Begleitet von strengen Sicherheitsmaßnahmen und einem Fan-Boykott hat der SC Freiburg das Achtelfinale der Europa League so gut wie perfekt gemacht. Der Bundesligist bezwang Israels Rekordmeister Maccabi Tel Aviv durch ein spätes Tor von Igor Matanovic (82. Minute) mit 1:0 (0:0).

Die Freiburger blieben vor 27.600 Zuschauern damit auch in der siebten Partie des Wettbewerbs ungeschlagen und feierten im vierten Heimspiel den vierten Sieg. Maccabi, das erst einen Punkt geholt hat, kann auch die Play-off-Runde im Februar nicht mehr erreichen.

Weil der FC Porto bei Viktoria Pilsen in der 90. Minute noch ausglich, kann der Sportclub rein rechnerisch noch von einem der ersten acht Plätze verdrängt werden. Zum Abschluss der Ligaphase geht es kommende Woche noch zum OSC Lille nach Frankreich.

Um mögliche antisemitische Ausschreitungen zu verhindern, waren schärfste Sicherheitsvorkehrungen getroffen worden – wie schon bei Maccabis Gastspiel beim VfB Stuttgart im Dezember. Die Polizei war rund um die Partie mit mehr als 2000 Beamten im Einsatz, die Einlasskontrollen führten zu langen Schlangen. Mehrere Freiburger Ultra-Gruppierungen blieben fern, weil sie sich in ihrer fankulturellen Freiheit eingeschränkt fühlten. Auch sonst blieben viele Plätze leer, was sich durchaus auf die Stimmung im Stadion auswirkte.

Auch auf dem Rasen ging es zunächst recht ruhig zu – ehe der SC aus dem Nichts zu einer ersten Großchance kam. Einen langen Schlag von Verteidiger Max Rosenfelder bekamen die Gäste nicht geklärt, der Ball landete bei Matanovic, doch der Abschluss des Angreifers war zu harmlos (17.).

Freiburger Dreifach-Chance nach der Pause

Auch sonst war der formstarke Matanovic der auffälligste Spieler der Freiburger, die nun mehr und mehr dominierten. Wirklich gefährlich wurden sie allerdings selten. Ein Muster, das man bei den Breisgauern aus dieser Saison schon kennt. In der Nachspielzeit der ersten Hälfte hatte der SC sogar Glück, dass Torwart Noah Atubolu bei einem Kopfball von Saied Abu Farchi das 0:1 verhinderte.

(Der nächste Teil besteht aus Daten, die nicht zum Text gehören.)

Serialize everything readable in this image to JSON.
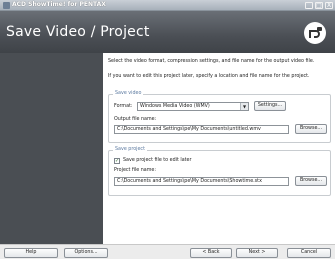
{
  "window": {
    "title": "ACD ShowTime! for PENTAX",
    "minimize": "_",
    "maximize": "□",
    "close": "X"
  },
  "header": {
    "title": "Save Video / Project",
    "logo_icon": "pentax-logo-icon"
  },
  "intro": {
    "line1": "Select the video format, compression settings, and file name for the output video file.",
    "line2": "If you want to edit this project later, specify a location and file name for the project."
  },
  "save_video": {
    "legend": "Save video",
    "format_label": "Format:",
    "format_value": "Windows Media Video (WMV)",
    "settings_button": "Settings...",
    "output_label": "Output file name:",
    "output_value": "C:\\Documents and Settings\\pe\\My Documents\\untitled.wmv",
    "browse_button": "Browse..."
  },
  "save_project": {
    "legend": "Save project",
    "checkbox_label": "Save project file to edit later",
    "checkbox_checked": true,
    "checkmark": "✓",
    "project_label": "Project file name:",
    "project_value": "C:\\Documents and Settings\\pe\\My Documents\\Showtime.stx",
    "browse_button": "Browse..."
  },
  "bottom": {
    "help": "Help",
    "options": "Options...",
    "back": "< Back",
    "next": "Next >",
    "cancel": "Cancel"
  }
}
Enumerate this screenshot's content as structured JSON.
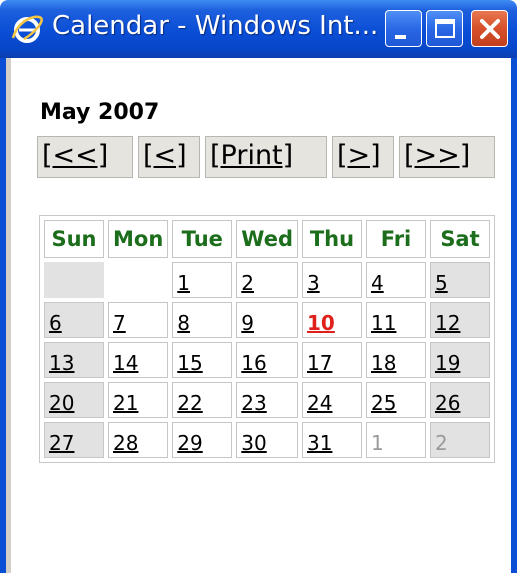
{
  "window": {
    "title": "Calendar - Windows Int...",
    "icon": "internet-explorer-icon",
    "titlebar_color": "#0a4ed6",
    "close_color": "#d6502a"
  },
  "calendar": {
    "month_title": "May 2007",
    "nav": [
      "[<<]",
      "[<]",
      "[Print]",
      "[>]",
      "[>>]"
    ],
    "weekdays": [
      "Sun",
      "Mon",
      "Tue",
      "Wed",
      "Thu",
      "Fri",
      "Sat"
    ],
    "weekday_color": "#1c6e1c",
    "today": "10",
    "today_color": "#e0201a",
    "weeks": [
      [
        "",
        "",
        "1",
        "2",
        "3",
        "4",
        "5"
      ],
      [
        "6",
        "7",
        "8",
        "9",
        "10",
        "11",
        "12"
      ],
      [
        "13",
        "14",
        "15",
        "16",
        "17",
        "18",
        "19"
      ],
      [
        "20",
        "21",
        "22",
        "23",
        "24",
        "25",
        "26"
      ],
      [
        "27",
        "28",
        "29",
        "30",
        "31",
        "1",
        "2"
      ]
    ]
  }
}
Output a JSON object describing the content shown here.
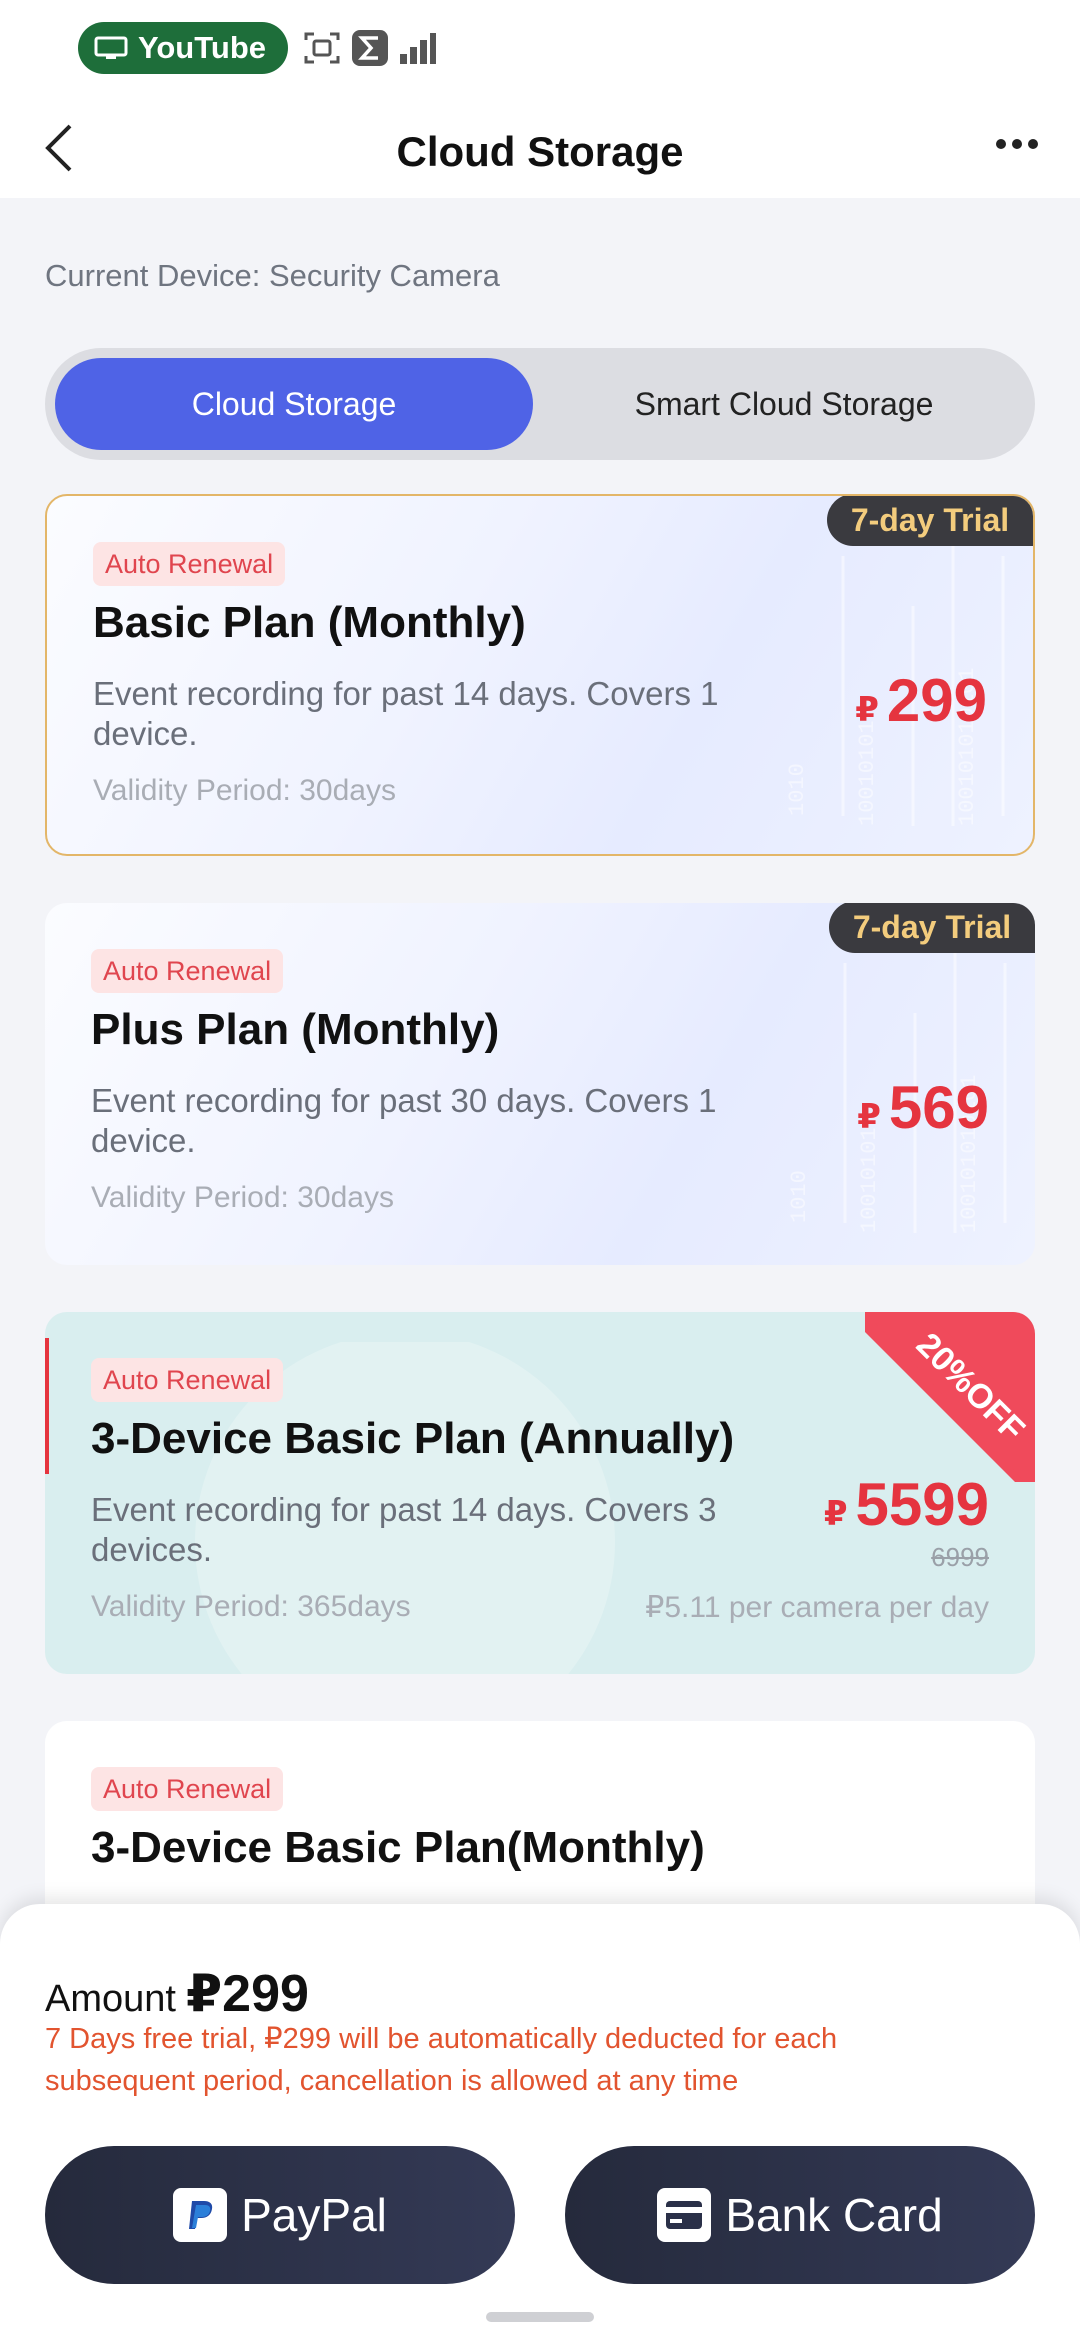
{
  "status_bar": {
    "app_pill": "YouTube"
  },
  "header": {
    "title": "Cloud Storage"
  },
  "device": {
    "label": "Current Device: Security Camera"
  },
  "tabs": [
    {
      "label": "Cloud Storage",
      "active": true
    },
    {
      "label": "Smart Cloud Storage",
      "active": false
    }
  ],
  "plans": [
    {
      "renewal_badge": "Auto Renewal",
      "name": "Basic Plan (Monthly)",
      "description": "Event recording for past 14 days. Covers 1 device.",
      "validity": "Validity Period: 30days",
      "currency": "₽",
      "price": "299",
      "trial_badge": "7-day Trial",
      "selected": true
    },
    {
      "renewal_badge": "Auto Renewal",
      "name": "Plus Plan (Monthly)",
      "description": "Event recording for past 30 days. Covers 1 device.",
      "validity": "Validity Period: 30days",
      "currency": "₽",
      "price": "569",
      "trial_badge": "7-day Trial"
    },
    {
      "renewal_badge": "Auto Renewal",
      "name": "3-Device Basic Plan (Annually)",
      "description": "Event recording for past 14 days. Covers 3 devices.",
      "validity": "Validity Period: 365days",
      "currency": "₽",
      "price": "5599",
      "old_price": "6999",
      "per_day": "₽5.11 per camera per day",
      "discount_badge": "20%OFF"
    },
    {
      "renewal_badge": "Auto Renewal",
      "name": "3-Device Basic Plan(Monthly)"
    }
  ],
  "payment": {
    "amount_label": "Amount",
    "amount_value": "₽299",
    "notice": "7 Days free trial, ₽299 will be automatically deducted for each subsequent period, cancellation is allowed at any time",
    "paypal_label": "PayPal",
    "bank_card_label": "Bank Card"
  },
  "colors": {
    "accent": "#4f63e6",
    "price_red": "#e5343f",
    "notice_orange": "#e2542f",
    "button_dark": "#252a3c",
    "trial_gold": "#f3cc7d"
  }
}
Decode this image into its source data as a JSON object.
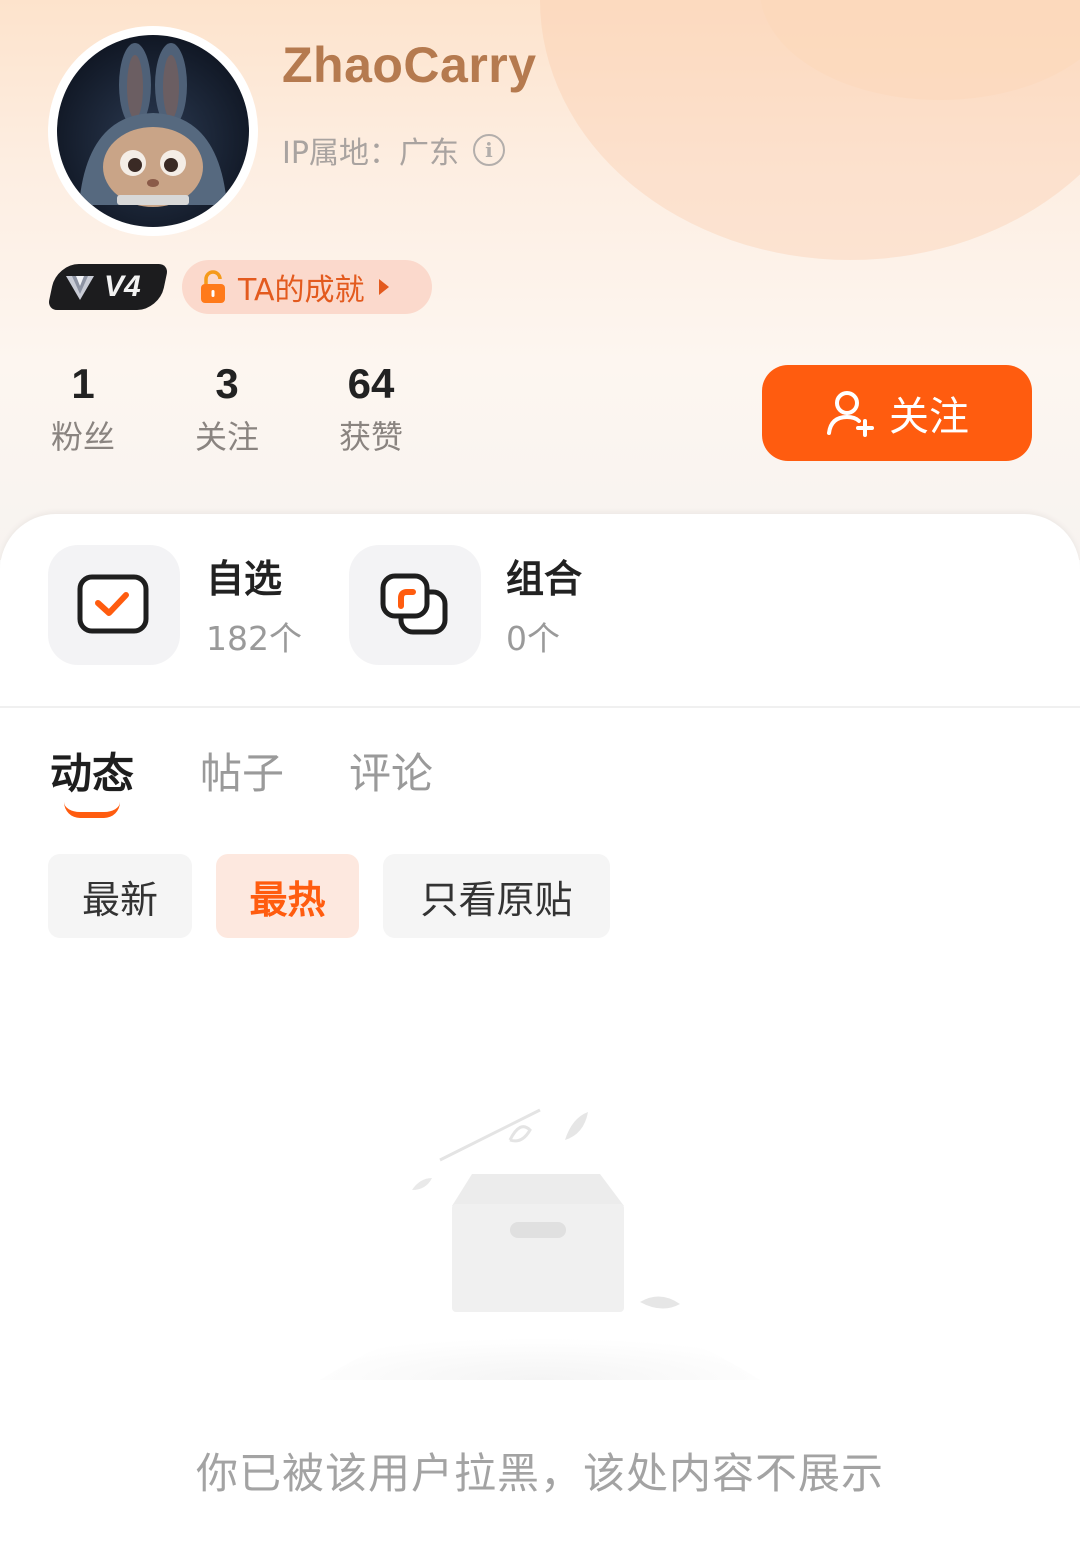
{
  "profile": {
    "username": "ZhaoCarry",
    "ip_location": "IP属地：广东",
    "level": "V4",
    "achievement_label": "TA的成就"
  },
  "stats": [
    {
      "value": "1",
      "label": "粉丝"
    },
    {
      "value": "3",
      "label": "关注"
    },
    {
      "value": "64",
      "label": "获赞"
    }
  ],
  "follow_button": {
    "label": "关注"
  },
  "watchlists": [
    {
      "title": "自选",
      "count": "182个",
      "icon": "checkbox-icon"
    },
    {
      "title": "组合",
      "count": "0个",
      "icon": "portfolio-icon"
    }
  ],
  "tabs": [
    {
      "label": "动态",
      "active": true
    },
    {
      "label": "帖子",
      "active": false
    },
    {
      "label": "评论",
      "active": false
    }
  ],
  "filters": [
    {
      "label": "最新",
      "active": false
    },
    {
      "label": "最热",
      "active": true
    },
    {
      "label": "只看原贴",
      "active": false
    }
  ],
  "empty_state": {
    "message": "你已被该用户拉黑，该处内容不展示",
    "icon": "empty-box-icon"
  },
  "colors": {
    "accent": "#ff5c0f",
    "username": "#b57a4f",
    "achievement_bg": "#fbd9cc"
  }
}
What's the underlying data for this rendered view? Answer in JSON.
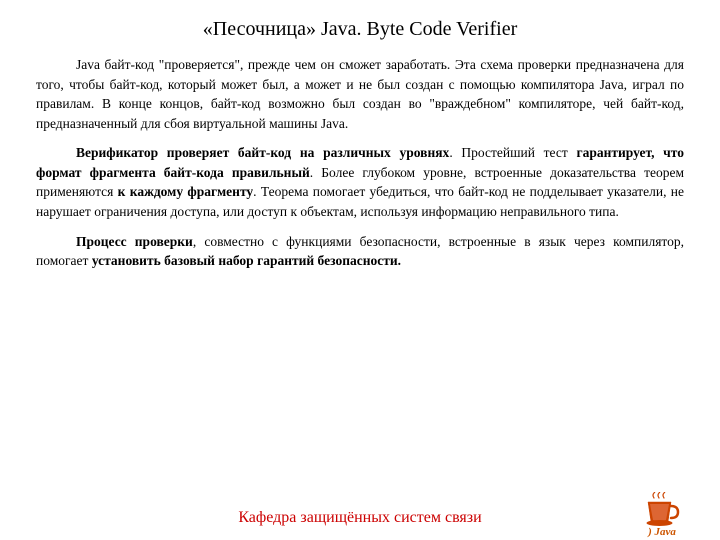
{
  "title": "«Песочница» Java. Byte Code Verifier",
  "paragraphs": [
    {
      "id": "p1",
      "indent": true,
      "text": "Java байт-код \"проверяется\", прежде чем он сможет заработать. Эта схема проверки предназначена для того, чтобы байт-код, который может был, а может и не был создан с помощью компилятора Java, играл по правилам. В конце концов, байт-код возможно был создан во \"враждебном\" компиляторе, чей байт-код, предназначенный для сбоя виртуальной машины Java."
    },
    {
      "id": "p2",
      "indent": true,
      "text_parts": [
        {
          "text": "Верификатор проверяет байт-код на различных уровнях",
          "bold": true
        },
        {
          "text": ". Простейший тест ",
          "bold": false
        },
        {
          "text": "гарантирует, что формат фрагмента байт-кода правильный",
          "bold": true
        },
        {
          "text": ". Более глубоком уровне, встроенные доказательства теорем применяются ",
          "bold": false
        },
        {
          "text": "к каждому фрагменту",
          "bold": true
        },
        {
          "text": ". Теорема помогает убедиться, что байт-код не подделывает указатели, не нарушает ограничения доступа, или доступ к объектам, используя информацию неправильного типа.",
          "bold": false
        }
      ]
    },
    {
      "id": "p3",
      "indent": true,
      "text_parts": [
        {
          "text": "Процесс проверки",
          "bold": true
        },
        {
          "text": ", совместно с функциями безопасности, встроенные в язык через компилятор, помогает ",
          "bold": false
        },
        {
          "text": "установить базовый набор гарантий безопасности.",
          "bold": true
        }
      ]
    }
  ],
  "footer": {
    "text": "Кафедра защищённых систем связи",
    "java_label": ") Java"
  }
}
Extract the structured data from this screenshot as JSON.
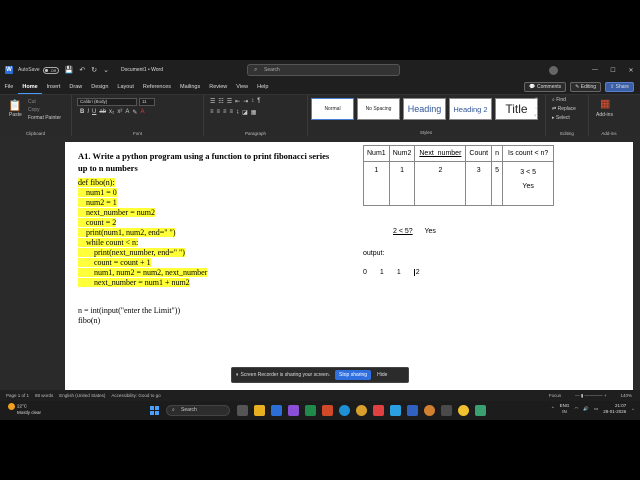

Richtig turbulent wurde es im Strafraum von Maccabi zehn Minuten nach der Pause. Freiburgs Matthias Ginter scheiterte im Anschluss an eine Ecke an Torwart Roi Mishpati, Matanovic traf im Nachsetzen nur die Latte, den dritten Versuch vergab Yuito Suzuki. Kaum zu glauben, dass die Badener den Ball nicht im Tor unterbrachten. Immerhin erhöhten sie nun aber spürbar die Schlagzahl.

Flügelspieler Derry Scherhant schlenzte die Kugel erst vorbei (59.), scheiterte dann nach einer Kombination mit Matanovic aus wenigen Metern (68.) und schoss die Kugel schließlich direkt in die Arme von Torhüter Mishpati (76.). In der Schlussphase belohnten sich die Freiburger für ihren Aufwand dann doch noch: Kapitän Christian Günter flankte von der linken Seite, Matanovic traf mit einem herrlichen Kopfball zur Entscheidung.